The Journal of biological chemistry

Mapping of disulfide bonds within the amino-terminal extracellular domain of the inhibitory glycine receptor.

PMID 19861413


The strychnine-sensitive glycine receptor (GlyR) is a ligand-gated chloride channel and a member of the superfamily of cysteine loop (Cys-loop) neurotransmitter receptors, which also comprises the nicotinic acetylcholine receptor (nAChR). Within the extracellular domain (ECD), the eponymous Cys-loop harbors two conserved cysteines, assumed to be linked by a superfamily-specific disulfide bond. The GlyR ECD carries three additional cysteine residues, two are predicted to form a second, GlyR-specific bond. The configuration of none of the cysteines of GlyR, however, had been determined directly. Based on a crystal structure of the nAChRalpha1 ECD, we generated a model of the human GlyRalpha1 where close proximity of the respective cysteines was consistent with the formation of both the Cys-loop and the GlyR-specific disulfide bonds.
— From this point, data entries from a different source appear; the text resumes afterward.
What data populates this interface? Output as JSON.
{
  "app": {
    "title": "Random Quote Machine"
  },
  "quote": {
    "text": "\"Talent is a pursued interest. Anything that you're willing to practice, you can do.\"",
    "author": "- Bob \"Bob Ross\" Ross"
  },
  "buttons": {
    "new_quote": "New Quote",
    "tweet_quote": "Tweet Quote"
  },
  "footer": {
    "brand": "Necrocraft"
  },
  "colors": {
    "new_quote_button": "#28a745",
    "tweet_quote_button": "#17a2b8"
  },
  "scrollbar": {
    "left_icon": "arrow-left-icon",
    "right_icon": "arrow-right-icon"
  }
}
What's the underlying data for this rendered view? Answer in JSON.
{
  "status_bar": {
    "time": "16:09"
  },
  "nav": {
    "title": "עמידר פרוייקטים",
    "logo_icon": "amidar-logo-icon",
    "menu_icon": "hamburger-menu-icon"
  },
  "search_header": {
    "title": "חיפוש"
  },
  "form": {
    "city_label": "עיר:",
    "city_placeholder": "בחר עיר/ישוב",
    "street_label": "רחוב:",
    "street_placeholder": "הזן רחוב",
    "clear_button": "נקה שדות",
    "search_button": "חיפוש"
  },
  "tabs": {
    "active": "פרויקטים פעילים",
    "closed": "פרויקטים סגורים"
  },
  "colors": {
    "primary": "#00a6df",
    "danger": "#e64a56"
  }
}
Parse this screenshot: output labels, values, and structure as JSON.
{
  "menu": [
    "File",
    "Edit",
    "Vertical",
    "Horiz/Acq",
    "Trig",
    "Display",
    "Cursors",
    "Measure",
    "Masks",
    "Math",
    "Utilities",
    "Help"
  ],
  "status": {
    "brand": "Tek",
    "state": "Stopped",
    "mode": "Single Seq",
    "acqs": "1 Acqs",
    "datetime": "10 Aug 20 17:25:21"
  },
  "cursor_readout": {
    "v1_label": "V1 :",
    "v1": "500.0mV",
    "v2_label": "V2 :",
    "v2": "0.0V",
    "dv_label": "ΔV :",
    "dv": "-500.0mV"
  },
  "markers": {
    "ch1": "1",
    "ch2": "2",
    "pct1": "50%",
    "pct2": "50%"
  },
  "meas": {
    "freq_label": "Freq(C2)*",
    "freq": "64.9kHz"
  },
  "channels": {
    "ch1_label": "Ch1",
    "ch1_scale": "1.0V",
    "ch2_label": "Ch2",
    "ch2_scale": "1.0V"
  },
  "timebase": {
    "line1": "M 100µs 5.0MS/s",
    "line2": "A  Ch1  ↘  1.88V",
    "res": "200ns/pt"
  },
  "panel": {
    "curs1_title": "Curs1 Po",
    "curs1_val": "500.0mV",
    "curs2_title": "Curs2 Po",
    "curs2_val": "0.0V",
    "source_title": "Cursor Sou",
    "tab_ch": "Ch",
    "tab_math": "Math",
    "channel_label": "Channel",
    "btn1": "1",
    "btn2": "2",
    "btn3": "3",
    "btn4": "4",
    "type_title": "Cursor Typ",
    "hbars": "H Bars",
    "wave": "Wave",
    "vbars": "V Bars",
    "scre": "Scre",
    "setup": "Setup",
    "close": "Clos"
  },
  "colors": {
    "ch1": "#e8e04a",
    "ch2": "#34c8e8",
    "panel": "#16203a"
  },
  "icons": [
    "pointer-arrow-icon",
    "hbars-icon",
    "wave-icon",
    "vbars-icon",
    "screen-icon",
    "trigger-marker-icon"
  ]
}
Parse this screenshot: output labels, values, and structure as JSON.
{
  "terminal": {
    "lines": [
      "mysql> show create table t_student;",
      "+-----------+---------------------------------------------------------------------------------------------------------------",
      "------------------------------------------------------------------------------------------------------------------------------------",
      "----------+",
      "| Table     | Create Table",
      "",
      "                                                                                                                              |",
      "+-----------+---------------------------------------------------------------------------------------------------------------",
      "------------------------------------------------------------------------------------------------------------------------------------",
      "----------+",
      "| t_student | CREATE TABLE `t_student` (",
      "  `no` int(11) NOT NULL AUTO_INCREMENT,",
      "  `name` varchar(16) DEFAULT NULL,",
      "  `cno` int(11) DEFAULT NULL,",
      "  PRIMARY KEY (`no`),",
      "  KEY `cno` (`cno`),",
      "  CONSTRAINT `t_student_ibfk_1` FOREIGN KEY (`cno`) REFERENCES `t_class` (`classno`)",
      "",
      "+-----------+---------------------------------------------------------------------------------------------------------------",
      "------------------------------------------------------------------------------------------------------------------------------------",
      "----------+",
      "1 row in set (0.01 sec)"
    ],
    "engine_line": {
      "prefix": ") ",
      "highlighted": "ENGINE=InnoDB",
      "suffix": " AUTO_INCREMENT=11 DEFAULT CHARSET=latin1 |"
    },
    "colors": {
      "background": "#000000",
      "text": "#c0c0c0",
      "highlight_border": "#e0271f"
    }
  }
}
To identify native disulfide bonds, the GlyRalpha1 ECD was heterologously expressed and refolded under oxidative conditions. By matrix-assisted laser desorption ionization time-of-flight mass spectrometry, we detected tryptic fragments of the ECD indicative of disulfide bond formation for both pairs of cysteines, as proposed by modeling. The identity of tryptic fragments was confirmed using chemical modification of cysteine and lysine residues. As evident from circular dichroism spectroscopy, mutagenesis of single cysteines did not impair refolding of the ECD in vitro, whereas it led to partial or complete intracellular retention and consequently to a loss of function of full-length GlyR subunits in human embryonic kidney 293 cells. Our results indicate that the GlyR ECD forms both a Cys-loop and a GlyR-specific disulfide bond. In addition, cysteine residues appear to be important for protein maturation in vivo.